Par ailleurs, je ne pense pas que l'Iran ait une responsabilité directe dans le déclenchement du conflit de Gaza, même si ce pays s'est depuis introduit subtilement dans le jeu régional en participant au sommet de Doha et en invitant à Téhéran le chef du bureau politique du mouvement islamiste. Je ne doute pas que le dossier du Proche-Orient sera évoqué dans le cadre des entretiens annoncés entre les États-Unis et l'Iran, ce dernier pays pouvant alors jouer un rôle d'apaisement ou d'exacerbation des tensions.

Je retiens d'entretiens récents à Washington que la nouvelle administration américaine, quant à elle, abordera ce dossier avec une méthode bien différente de celle de l'équipe Bush. Avant d'imaginer l'organisation d'une conférence internationale, je gage qu'elle s'efforcera de créer les conditions d'une relance du processus de paix, ce qui suppose de stabiliser la situation à Gaza à travers notamment le contrôle des frontières, la fin du blocus, et, enfin, de ne pas faire obstacle à la réconciliation palestinienne à la différence de ce qui s'est passé en mars 2008 quand les États-Unis – notamment Condoleezza Rice – sont intervenus directement auprès de M. Abou Mazen afin d'empêcher un accord entre le Fatah et le Hamas.

Il semble, enfin, que la pression de la nouvelle administration américaine sur Israël commence à se faire sentir s'agissant des colonies : je rappelle qu'en 2001, M. Mitchell avait été chargé de la rédaction d'un rapport sur la deuxième Intifada dans lequel il accordait une grande place aux problèmes posés par les colonies.

M. Nicolas Sarkozy a annoncé à Charm El-Cheikh la possible réunion, au printemps, d'un sommet global sur le Proche-Orient.

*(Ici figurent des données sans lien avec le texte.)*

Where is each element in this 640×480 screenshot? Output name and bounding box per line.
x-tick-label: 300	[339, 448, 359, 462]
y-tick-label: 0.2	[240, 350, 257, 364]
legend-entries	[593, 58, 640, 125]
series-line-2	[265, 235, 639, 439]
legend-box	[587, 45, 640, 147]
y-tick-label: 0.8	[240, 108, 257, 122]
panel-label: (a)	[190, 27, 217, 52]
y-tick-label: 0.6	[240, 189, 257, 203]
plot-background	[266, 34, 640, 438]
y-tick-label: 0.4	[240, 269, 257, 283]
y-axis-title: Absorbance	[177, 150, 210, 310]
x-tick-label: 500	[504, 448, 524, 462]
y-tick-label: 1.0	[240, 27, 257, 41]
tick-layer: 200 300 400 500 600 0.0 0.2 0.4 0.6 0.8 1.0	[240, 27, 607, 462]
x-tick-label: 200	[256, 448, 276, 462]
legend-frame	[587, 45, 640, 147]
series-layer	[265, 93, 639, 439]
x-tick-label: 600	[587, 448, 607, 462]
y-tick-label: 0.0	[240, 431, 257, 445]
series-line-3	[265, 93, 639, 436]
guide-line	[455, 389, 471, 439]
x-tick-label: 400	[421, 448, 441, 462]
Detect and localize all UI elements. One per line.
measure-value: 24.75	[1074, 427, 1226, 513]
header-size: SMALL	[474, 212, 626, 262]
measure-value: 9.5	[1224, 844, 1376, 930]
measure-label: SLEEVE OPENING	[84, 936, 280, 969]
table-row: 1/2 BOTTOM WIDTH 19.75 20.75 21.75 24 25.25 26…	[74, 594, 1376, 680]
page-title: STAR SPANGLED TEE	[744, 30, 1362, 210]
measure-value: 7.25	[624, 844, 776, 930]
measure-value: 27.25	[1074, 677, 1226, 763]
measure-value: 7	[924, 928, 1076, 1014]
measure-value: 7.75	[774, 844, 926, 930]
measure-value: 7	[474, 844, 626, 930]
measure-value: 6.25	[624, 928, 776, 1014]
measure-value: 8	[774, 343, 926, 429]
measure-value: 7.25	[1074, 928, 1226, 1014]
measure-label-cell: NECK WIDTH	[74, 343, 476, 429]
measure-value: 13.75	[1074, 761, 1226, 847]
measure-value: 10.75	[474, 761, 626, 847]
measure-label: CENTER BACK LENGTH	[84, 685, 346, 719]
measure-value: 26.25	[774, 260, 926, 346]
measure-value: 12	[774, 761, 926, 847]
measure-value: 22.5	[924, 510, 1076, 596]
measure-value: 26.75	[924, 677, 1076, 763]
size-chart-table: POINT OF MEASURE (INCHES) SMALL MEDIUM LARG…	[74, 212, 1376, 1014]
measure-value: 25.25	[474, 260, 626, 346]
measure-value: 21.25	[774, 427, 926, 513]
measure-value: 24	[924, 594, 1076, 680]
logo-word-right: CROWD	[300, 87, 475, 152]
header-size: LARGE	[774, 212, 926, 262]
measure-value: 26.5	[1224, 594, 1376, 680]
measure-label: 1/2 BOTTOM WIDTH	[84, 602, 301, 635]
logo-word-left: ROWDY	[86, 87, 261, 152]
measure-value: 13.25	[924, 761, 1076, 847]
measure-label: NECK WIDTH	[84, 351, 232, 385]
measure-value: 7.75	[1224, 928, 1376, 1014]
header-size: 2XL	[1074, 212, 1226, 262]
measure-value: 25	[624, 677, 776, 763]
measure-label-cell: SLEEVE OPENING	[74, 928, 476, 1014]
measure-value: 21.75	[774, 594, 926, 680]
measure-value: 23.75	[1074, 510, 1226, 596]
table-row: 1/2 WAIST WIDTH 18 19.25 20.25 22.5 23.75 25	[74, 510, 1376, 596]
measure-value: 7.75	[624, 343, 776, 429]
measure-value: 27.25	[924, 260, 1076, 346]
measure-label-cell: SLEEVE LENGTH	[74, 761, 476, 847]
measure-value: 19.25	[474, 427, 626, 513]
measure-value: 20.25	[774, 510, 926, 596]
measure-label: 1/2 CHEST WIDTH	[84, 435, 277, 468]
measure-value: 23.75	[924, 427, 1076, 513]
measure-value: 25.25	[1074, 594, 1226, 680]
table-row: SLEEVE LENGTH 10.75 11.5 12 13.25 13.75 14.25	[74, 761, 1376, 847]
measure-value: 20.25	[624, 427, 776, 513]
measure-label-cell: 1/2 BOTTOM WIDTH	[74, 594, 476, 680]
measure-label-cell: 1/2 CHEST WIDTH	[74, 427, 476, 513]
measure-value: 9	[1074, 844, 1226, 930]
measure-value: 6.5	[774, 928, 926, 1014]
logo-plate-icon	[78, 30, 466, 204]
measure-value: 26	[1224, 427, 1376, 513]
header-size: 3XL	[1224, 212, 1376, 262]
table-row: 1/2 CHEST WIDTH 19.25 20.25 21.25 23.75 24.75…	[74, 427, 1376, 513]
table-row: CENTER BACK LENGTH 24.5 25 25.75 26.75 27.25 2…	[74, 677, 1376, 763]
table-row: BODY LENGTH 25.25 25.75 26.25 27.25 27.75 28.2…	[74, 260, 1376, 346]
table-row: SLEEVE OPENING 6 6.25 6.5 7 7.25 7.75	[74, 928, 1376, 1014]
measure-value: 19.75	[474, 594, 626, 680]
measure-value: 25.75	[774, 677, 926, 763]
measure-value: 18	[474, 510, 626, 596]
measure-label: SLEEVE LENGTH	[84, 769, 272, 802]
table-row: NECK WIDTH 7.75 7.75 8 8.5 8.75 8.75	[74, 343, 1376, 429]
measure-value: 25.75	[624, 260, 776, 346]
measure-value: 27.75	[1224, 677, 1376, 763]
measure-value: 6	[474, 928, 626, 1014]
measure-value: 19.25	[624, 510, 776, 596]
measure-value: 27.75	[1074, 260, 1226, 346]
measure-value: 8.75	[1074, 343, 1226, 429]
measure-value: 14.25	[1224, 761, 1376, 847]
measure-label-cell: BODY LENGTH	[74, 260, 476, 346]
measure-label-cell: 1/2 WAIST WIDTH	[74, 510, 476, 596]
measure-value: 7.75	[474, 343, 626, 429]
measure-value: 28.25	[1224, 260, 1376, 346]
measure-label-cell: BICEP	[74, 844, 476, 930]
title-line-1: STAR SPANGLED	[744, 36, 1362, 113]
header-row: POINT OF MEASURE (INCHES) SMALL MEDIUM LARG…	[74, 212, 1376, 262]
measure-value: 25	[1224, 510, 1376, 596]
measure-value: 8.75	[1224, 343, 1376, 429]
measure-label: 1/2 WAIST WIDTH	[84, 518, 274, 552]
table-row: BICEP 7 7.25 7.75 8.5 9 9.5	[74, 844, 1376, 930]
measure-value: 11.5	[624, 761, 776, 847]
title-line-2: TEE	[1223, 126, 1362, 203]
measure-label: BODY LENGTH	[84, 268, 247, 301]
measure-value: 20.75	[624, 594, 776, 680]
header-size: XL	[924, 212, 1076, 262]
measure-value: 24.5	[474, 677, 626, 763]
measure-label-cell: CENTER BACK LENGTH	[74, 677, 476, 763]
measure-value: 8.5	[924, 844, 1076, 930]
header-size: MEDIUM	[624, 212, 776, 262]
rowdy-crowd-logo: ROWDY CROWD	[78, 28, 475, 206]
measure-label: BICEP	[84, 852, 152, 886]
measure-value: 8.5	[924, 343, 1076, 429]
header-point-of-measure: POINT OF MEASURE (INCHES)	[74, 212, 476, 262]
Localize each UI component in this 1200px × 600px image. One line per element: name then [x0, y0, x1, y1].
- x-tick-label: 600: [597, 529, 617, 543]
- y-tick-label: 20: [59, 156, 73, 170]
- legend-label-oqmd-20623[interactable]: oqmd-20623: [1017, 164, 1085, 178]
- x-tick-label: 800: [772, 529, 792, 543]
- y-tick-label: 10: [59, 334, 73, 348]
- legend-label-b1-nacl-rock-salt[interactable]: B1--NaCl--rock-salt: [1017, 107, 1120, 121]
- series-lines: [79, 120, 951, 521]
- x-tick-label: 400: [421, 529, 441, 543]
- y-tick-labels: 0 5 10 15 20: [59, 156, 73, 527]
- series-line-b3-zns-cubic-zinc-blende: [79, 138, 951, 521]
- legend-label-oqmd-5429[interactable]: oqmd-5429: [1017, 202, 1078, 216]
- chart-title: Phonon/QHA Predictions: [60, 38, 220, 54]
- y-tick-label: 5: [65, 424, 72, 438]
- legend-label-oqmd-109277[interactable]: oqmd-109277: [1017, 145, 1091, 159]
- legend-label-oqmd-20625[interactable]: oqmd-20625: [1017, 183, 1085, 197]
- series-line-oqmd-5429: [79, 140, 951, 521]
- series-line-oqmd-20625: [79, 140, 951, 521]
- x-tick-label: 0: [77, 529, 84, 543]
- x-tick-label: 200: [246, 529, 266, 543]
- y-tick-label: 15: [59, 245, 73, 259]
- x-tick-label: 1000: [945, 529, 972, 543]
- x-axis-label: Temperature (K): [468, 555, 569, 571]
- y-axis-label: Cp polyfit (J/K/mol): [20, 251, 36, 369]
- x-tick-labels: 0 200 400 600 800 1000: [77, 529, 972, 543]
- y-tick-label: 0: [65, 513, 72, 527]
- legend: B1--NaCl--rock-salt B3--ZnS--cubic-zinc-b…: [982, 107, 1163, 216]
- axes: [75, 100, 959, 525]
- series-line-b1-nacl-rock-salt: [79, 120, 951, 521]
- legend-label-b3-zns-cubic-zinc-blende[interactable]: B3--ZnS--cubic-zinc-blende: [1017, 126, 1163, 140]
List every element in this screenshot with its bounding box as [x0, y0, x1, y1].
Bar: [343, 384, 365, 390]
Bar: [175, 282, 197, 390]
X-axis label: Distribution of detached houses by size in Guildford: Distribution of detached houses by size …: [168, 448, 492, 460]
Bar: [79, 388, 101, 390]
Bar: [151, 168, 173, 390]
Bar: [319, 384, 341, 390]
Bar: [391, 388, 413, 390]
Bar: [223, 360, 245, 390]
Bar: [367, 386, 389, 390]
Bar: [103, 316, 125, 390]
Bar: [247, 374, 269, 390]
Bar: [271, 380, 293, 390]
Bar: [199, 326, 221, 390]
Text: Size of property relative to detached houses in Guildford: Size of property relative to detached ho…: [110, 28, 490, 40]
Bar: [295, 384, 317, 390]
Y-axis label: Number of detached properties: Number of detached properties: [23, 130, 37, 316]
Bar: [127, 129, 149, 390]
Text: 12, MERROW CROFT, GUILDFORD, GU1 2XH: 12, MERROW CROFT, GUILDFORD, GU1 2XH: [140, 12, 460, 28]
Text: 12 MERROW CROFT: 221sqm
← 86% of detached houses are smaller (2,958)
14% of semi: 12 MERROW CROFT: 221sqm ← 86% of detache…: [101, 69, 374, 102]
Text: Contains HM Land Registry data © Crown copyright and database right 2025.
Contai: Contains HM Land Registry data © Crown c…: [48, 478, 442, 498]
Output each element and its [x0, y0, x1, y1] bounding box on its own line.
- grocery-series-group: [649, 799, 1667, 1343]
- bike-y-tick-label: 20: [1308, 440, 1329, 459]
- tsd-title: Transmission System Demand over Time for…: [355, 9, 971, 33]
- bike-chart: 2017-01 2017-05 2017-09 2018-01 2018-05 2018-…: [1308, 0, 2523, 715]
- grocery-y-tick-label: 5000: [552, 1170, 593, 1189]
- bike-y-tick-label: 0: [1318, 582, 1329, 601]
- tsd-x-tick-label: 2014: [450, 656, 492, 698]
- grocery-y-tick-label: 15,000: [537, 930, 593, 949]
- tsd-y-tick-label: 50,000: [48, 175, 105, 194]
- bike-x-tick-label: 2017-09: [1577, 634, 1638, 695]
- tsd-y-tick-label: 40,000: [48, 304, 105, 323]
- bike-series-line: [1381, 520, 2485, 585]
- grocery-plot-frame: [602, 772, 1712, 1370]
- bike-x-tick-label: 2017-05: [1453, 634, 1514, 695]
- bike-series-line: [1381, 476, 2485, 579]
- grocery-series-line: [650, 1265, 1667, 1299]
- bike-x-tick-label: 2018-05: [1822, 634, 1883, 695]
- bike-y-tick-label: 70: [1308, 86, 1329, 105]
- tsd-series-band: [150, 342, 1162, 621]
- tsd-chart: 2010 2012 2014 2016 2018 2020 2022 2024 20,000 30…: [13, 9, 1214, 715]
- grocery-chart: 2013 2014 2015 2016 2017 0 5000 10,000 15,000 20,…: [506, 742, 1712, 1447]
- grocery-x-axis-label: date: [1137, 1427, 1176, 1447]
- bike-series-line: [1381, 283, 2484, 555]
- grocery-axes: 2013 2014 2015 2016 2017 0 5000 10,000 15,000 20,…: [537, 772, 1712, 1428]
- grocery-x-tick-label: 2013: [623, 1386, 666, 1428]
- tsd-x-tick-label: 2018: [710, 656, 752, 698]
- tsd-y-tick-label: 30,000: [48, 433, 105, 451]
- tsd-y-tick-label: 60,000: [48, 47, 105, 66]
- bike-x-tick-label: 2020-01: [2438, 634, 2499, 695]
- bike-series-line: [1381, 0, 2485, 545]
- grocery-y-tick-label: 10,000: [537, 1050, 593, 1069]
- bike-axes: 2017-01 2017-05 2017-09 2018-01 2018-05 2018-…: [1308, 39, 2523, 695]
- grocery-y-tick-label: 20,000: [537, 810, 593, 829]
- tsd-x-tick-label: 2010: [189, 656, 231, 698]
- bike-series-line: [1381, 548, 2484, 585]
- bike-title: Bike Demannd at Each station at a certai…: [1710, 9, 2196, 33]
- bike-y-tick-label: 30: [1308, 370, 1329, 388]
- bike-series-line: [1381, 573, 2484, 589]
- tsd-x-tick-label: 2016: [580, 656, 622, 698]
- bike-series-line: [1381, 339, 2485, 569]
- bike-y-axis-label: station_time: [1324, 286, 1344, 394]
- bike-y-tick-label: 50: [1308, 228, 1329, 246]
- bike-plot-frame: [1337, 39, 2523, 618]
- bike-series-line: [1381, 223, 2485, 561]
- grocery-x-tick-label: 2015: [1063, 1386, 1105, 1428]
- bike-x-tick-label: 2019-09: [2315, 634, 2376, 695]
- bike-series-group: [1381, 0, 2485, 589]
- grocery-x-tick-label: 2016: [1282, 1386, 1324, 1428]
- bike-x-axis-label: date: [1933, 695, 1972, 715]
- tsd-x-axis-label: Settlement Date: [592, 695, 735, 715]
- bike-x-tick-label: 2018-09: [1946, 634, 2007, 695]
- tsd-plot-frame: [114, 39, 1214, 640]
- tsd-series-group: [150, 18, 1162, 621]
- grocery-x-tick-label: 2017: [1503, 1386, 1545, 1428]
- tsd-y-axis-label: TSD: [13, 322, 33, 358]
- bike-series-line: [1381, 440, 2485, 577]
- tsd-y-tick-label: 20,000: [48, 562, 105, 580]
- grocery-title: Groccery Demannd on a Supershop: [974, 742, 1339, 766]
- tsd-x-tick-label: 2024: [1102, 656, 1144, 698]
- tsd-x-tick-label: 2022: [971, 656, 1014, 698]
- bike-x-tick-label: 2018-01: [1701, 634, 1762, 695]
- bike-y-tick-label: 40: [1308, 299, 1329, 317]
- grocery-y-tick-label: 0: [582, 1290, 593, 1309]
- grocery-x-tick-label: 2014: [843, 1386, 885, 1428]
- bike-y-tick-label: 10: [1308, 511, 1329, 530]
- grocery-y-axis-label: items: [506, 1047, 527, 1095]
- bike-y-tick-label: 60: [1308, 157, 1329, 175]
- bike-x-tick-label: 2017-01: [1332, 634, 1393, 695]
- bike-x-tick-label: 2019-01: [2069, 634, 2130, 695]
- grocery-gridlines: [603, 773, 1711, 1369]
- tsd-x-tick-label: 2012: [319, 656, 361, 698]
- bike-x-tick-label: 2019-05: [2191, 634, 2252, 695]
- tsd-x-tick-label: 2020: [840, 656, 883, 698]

Etant donné que la situation ne sera pas stabilisée, je considère qu'il ne faut rien précipiter – il me semble que c'est aussi l'avis de la nouvelle administration américaine. L'urgence est d'abord de créer les conditions d'un règlement du conflit. À cette fin, le ferme engagement du nouveau gouvernement israélien à arrêter la colonisation et la mise en place d'un nouveau gouvernement palestinien sont sans doute nécessaires. Il faut aussi se garder de l'illusion selon laquelle le volet syrien de cette crise serait plus facile à régler : Bachar El-Assad ne s'engagera pas sérieusement en l'absence de perspectives sérieuses pour les Palestiniens.

Enfin, le pire des scénarios consisterait à considérer que la question israélo-palestinienne peut-être gérée comme un conflit de basse intensité qui subirait des soubresauts sans conséquence sur la stabilité régionale et que la priorité serait accordée au seul développement économique. On rejoindrait ainsi la stratégie de Netanyahou.